La Gentiane pneumonanthe est la plante-hôte d’un petit papillon discret et protégé au niveau national, l’Azuré des Mouillères ou Protée (Maculinea alcon alcon ou Phengaris alcon alcon). C’est une espèce très sédentaire qui se rencontre dans les zones humides de plaine ou de moyenne montagne.

Outre sa plante-hôte, ce papillon a besoin d’une fourmi-hôte pour terminer son développement larvaire. L’espèce de fourmi-hôte est du genre Myrmica, souvent appelées fourmis rouges et dont certaines sont connues pour élever les chenilles des papillons du genre Phengaris. La colonie de fourmis va élever la chenille au sein de la fourmilière jusqu’à ce qu’elle termine sa nymphose.

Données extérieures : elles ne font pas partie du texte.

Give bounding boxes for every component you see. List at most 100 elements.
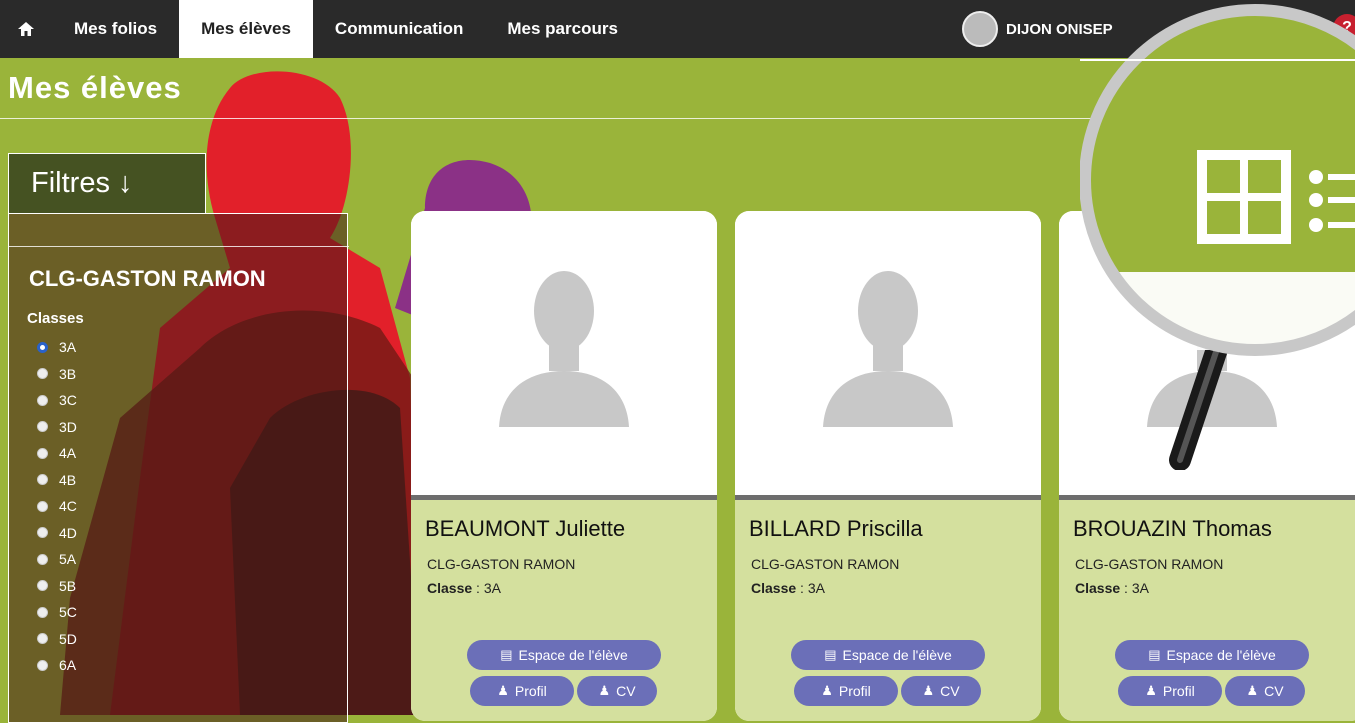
cv-label: CV	[1264, 683, 1284, 699]
profile-label: Profil	[1162, 683, 1195, 699]
home-icon	[18, 22, 34, 36]
student-name: BILLARD Priscilla	[749, 516, 923, 541]
magnifier-icon	[1080, 4, 1355, 470]
radio-icon[interactable]	[37, 606, 48, 618]
profile-label: Profil	[838, 683, 871, 699]
student-class: Classe : 3A	[427, 580, 501, 596]
class-option-4d[interactable]: 4D	[37, 520, 77, 547]
folder-icon: ▤	[1148, 647, 1161, 662]
radio-icon[interactable]	[37, 500, 48, 512]
user-placeholder-icon	[823, 271, 953, 427]
person-icon: ♟	[1145, 683, 1157, 698]
class-label: Classe	[427, 580, 473, 596]
filters-panel: CLG-GASTON RAMON Classes 3A 3B 3C 3D 4A …	[8, 213, 349, 723]
student-name: BROUAZIN Thomas	[1073, 516, 1272, 541]
class-option-3b[interactable]: 3B	[37, 361, 77, 388]
class-option-5c[interactable]: 5C	[37, 599, 77, 626]
class-list: 3A 3B 3C 3D 4A 4B 4C 4D 5A 5B 5C 5D 6A	[37, 334, 77, 679]
class-value: : 3A	[1120, 580, 1149, 596]
filters-divider	[9, 246, 349, 247]
school-name: CLG-GASTON RAMON	[29, 266, 266, 291]
class-label: 5C	[59, 604, 77, 621]
radio-icon[interactable]	[37, 447, 48, 459]
radio-icon[interactable]	[37, 368, 48, 380]
person-icon: ♟	[1246, 683, 1259, 698]
student-space-label: Espace de l'élève	[842, 647, 952, 663]
cv-label: CV	[616, 683, 636, 699]
student-card: BILLARD Priscilla CLG-GASTON RAMON Class…	[735, 211, 1041, 721]
radio-icon[interactable]	[37, 580, 48, 592]
class-label: 5D	[59, 630, 77, 647]
cv-button[interactable]: ♟ CV	[1225, 676, 1305, 706]
class-label: 3A	[59, 339, 77, 356]
folder-icon: ▤	[500, 647, 513, 662]
class-option-4b[interactable]: 4B	[37, 467, 77, 494]
student-space-label: Espace de l'élève	[518, 647, 628, 663]
profile-button[interactable]: ♟ Profil	[1118, 676, 1222, 706]
class-option-3a[interactable]: 3A	[37, 334, 77, 361]
radio-icon[interactable]	[37, 421, 48, 433]
classes-label: Classes	[27, 310, 84, 327]
nav-mes-parcours[interactable]: Mes parcours	[485, 0, 640, 58]
user-placeholder-icon	[499, 271, 629, 427]
class-option-5a[interactable]: 5A	[37, 546, 77, 573]
cv-label: CV	[940, 683, 960, 699]
class-label: 3D	[59, 418, 77, 435]
student-class: Classe : 3A	[1075, 580, 1149, 596]
class-label: 4A	[59, 445, 77, 462]
student-name: BEAUMONT Juliette	[425, 516, 626, 541]
class-label: 5B	[59, 577, 77, 594]
class-label: 4B	[59, 471, 77, 488]
profile-button[interactable]: ♟ Profil	[794, 676, 898, 706]
student-space-label: Espace de l'élève	[1166, 647, 1276, 663]
radio-icon[interactable]	[37, 474, 48, 486]
class-label: Classe	[1075, 580, 1121, 596]
class-label: 4C	[59, 498, 77, 515]
card-body: BEAUMONT Juliette CLG-GASTON RAMON Class…	[411, 500, 717, 721]
class-label: 3B	[59, 365, 77, 382]
student-photo	[735, 211, 1041, 495]
page-title: Mes élèves	[8, 70, 182, 105]
class-option-4a[interactable]: 4A	[37, 440, 77, 467]
class-label: Classe	[751, 580, 797, 596]
student-class: Classe : 3A	[751, 580, 825, 596]
radio-icon[interactable]	[37, 341, 48, 353]
class-value: : 3A	[472, 580, 501, 596]
card-body: BROUAZIN Thomas CLG-GASTON RAMON Classe …	[1059, 500, 1355, 721]
filters-toggle[interactable]: Filtres ↓	[8, 153, 206, 213]
radio-icon[interactable]	[37, 394, 48, 406]
class-option-3d[interactable]: 3D	[37, 414, 77, 441]
radio-icon[interactable]	[37, 659, 48, 671]
radio-icon[interactable]	[37, 553, 48, 565]
class-label: 5A	[59, 551, 77, 568]
folder-icon: ▤	[824, 647, 837, 662]
student-space-button[interactable]: ▤ Espace de l'élève	[467, 640, 661, 670]
radio-icon[interactable]	[37, 527, 48, 539]
class-option-5d[interactable]: 5D	[37, 626, 77, 653]
student-card: BEAUMONT Juliette CLG-GASTON RAMON Class…	[411, 211, 717, 721]
nav-mes-folios[interactable]: Mes folios	[52, 0, 179, 58]
cv-button[interactable]: ♟ CV	[577, 676, 657, 706]
student-space-button[interactable]: ▤ Espace de l'élève	[791, 640, 985, 670]
person-icon: ♟	[922, 683, 935, 698]
class-option-4c[interactable]: 4C	[37, 493, 77, 520]
nav-mes-eleves[interactable]: Mes élèves	[179, 0, 313, 58]
profile-label: Profil	[514, 683, 547, 699]
radio-icon[interactable]	[37, 633, 48, 645]
class-value: : 3A	[796, 580, 825, 596]
student-space-button[interactable]: ▤ Espace de l'élève	[1115, 640, 1309, 670]
class-option-5b[interactable]: 5B	[37, 573, 77, 600]
student-school: CLG-GASTON RAMON	[427, 556, 576, 572]
student-school: CLG-GASTON RAMON	[1075, 556, 1224, 572]
nav-communication[interactable]: Communication	[313, 0, 485, 58]
home-button[interactable]	[0, 0, 52, 58]
profile-button[interactable]: ♟ Profil	[470, 676, 574, 706]
person-icon: ♟	[497, 683, 509, 698]
cv-button[interactable]: ♟ CV	[901, 676, 981, 706]
student-photo	[411, 211, 717, 495]
class-option-6a[interactable]: 6A	[37, 652, 77, 679]
class-option-3c[interactable]: 3C	[37, 387, 77, 414]
class-label: 6A	[59, 657, 77, 674]
avatar	[962, 11, 998, 47]
student-school: CLG-GASTON RAMON	[751, 556, 900, 572]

La femelle de l’Azuré pond au niveau des inflorescences de la Gentiane pneumonanthe. Les œufs sont pondus isolément ou en petits groupes sur les corolles fermées et le dessus des feuilles terminales parmi les Gentianes dépassant de la végétation environnante. Une dizaine de jours après la ponte, la chenille sort de l’œuf pour se nourrir directement à l’intérieur de la Gentiane. Les premiers stades larvaires se déroulent à ce niveau-là, pendant deux à trois semaines. La larve se nourrit des carpelles, constituées du stigmate, du style et de l’ovaire de la fleur.

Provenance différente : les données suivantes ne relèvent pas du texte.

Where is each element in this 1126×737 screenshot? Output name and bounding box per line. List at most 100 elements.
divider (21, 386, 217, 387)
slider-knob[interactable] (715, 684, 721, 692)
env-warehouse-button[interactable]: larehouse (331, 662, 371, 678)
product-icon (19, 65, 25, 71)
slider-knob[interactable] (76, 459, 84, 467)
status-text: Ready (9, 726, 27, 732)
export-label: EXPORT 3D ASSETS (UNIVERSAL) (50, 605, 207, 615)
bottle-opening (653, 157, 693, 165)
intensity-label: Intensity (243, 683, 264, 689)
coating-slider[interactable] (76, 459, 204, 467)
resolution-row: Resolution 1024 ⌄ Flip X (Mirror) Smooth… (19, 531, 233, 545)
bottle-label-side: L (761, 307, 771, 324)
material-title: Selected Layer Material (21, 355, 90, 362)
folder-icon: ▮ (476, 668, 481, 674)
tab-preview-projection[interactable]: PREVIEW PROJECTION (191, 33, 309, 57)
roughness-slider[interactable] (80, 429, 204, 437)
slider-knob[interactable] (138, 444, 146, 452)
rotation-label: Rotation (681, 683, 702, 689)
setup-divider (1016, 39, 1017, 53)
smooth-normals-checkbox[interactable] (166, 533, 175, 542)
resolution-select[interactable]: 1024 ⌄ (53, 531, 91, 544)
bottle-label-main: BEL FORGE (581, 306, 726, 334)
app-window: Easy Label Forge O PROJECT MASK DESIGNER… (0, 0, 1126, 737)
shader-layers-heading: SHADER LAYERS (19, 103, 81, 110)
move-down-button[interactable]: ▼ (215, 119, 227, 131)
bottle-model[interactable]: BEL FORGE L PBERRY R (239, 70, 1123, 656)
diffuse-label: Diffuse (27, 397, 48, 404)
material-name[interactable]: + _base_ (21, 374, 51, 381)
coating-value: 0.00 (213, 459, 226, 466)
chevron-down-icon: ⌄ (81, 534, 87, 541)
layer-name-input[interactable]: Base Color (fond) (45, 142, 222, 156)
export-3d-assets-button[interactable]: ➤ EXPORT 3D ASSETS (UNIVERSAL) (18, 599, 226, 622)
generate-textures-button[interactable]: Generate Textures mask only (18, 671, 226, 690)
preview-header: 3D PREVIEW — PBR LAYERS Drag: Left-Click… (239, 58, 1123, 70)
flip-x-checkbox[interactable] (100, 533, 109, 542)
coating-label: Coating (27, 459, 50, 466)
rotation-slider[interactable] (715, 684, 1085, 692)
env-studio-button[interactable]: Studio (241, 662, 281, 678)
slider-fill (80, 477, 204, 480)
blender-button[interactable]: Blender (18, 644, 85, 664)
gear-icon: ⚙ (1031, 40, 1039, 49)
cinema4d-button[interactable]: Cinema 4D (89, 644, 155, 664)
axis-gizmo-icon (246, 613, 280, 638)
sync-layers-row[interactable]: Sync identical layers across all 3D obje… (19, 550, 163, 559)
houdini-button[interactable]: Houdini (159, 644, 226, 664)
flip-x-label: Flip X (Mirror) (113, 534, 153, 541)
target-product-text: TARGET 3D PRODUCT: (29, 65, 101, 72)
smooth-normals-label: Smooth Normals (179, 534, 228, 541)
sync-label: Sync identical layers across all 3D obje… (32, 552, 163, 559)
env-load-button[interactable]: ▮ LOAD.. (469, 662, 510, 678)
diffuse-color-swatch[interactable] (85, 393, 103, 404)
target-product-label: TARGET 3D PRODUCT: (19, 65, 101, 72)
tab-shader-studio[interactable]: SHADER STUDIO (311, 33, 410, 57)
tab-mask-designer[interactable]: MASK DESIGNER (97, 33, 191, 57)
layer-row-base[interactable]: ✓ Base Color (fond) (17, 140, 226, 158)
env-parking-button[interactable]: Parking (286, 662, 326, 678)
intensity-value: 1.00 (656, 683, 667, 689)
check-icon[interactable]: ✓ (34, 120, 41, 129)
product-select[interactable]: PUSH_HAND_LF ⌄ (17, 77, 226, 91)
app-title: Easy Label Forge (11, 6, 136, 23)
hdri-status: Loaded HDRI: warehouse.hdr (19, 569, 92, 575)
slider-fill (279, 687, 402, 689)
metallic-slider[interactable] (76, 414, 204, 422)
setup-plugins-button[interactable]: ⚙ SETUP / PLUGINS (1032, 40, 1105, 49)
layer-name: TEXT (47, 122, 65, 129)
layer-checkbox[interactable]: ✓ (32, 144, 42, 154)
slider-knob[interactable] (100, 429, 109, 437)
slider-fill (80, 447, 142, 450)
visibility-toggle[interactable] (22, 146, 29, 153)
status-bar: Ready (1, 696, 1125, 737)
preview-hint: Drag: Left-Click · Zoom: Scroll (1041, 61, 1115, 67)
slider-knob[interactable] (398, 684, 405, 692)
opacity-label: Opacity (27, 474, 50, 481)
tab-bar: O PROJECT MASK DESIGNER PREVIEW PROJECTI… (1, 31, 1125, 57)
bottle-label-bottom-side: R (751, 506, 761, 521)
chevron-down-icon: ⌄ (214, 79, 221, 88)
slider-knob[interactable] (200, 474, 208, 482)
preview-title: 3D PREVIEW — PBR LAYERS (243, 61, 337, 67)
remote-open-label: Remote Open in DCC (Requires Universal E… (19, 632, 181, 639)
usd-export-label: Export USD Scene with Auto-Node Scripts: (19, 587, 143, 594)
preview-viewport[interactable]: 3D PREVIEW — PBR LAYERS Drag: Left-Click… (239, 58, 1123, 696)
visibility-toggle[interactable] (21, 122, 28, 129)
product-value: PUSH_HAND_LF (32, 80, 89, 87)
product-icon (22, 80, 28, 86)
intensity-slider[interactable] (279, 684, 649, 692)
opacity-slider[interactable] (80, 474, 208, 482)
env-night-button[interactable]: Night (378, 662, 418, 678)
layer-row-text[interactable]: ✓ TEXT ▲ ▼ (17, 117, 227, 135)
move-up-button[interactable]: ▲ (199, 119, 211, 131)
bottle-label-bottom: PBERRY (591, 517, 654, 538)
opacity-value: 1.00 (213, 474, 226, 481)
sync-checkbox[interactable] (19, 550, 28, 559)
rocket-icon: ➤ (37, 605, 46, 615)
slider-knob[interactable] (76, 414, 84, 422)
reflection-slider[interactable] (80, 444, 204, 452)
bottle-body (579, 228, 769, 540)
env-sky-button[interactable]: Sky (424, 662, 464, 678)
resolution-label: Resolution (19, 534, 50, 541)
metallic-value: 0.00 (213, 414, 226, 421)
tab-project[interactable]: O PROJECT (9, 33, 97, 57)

Au dernier stade, de la taille d’une larve de fourmi, la chenille se laisse choir à terre où elle est incapable de se nourrir ; elle y attend sagement le passage d’une fourmi particulière. La présence d’une fourmilière de Myrmica dans un petit rayon autour de la plante, 2 à 3 mètres environ, est primordiale pour la suite de son développement larvaire. Si une ouvrière passe par là, elle pense avoir affaire à une larve de fourmi égarée ; elle la saisit avec les mandibules et la ramène au bercail au milieu des autres larves. Toutes les Myrmica d’un site ne peuvent pas jouer ce rôle d’hôte. La chenille mourra si elle ramassée par une autre espèce de Myrmica que son hôte attitré, principalement Myrmica scabrinodis. Elle mourra tout aussi sûrement si elle n’est pas ramassée.

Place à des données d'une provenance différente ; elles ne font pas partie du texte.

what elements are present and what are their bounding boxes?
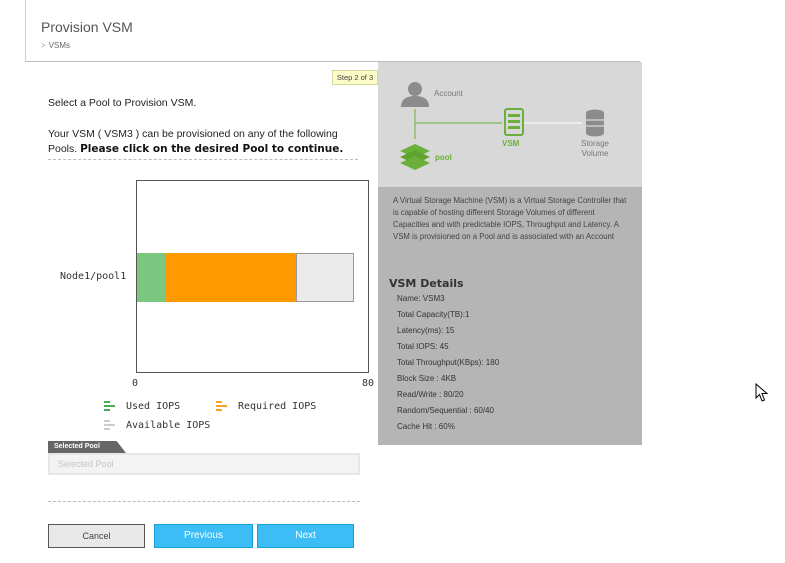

La Nature est surprenante : cette chenille est dite myrmécophile, c’est-à-dire qu’elle sécrète une substance inhibant l’agressivité des fourmis. Elle émet des phéromones qui imitent l’odeur des Myrmica. Elle serait soi-disant aussi capable d’imiter les sons produits par leurs larves. Tout cela lui permet de se faire prendre en charge dans la fourmilière sous la protection de ses hôtes. Elle y sera alimentée par les ouvrières via la bouche par régurgitation (trophallaxie), au détriment de leurs propres larves pendant tout l’hiver et le printemps, tout en continuant à émettre ses phéromones d’imitation. Le développement larvaire de l’Azuré se termine ainsi dans la fourmilière.

Au moment voulu, la chenille va se transformer en chrysalide, toujours protégée et abritée. Puis vient le moment critique où le papillon est prêt à sortir de son cocon : il n’est plus protégé par ses phéromones et devient un ennemi envahisseur! Il doit s’extirper de la fourmilière au plus vite, avant de déployer ses ailes au grand jour. Ce moment coincide avec la floraison de sa plante-hôte et le cycle recommence (voir la vidéo BBC dont j’ai mis le lien en fin de publication).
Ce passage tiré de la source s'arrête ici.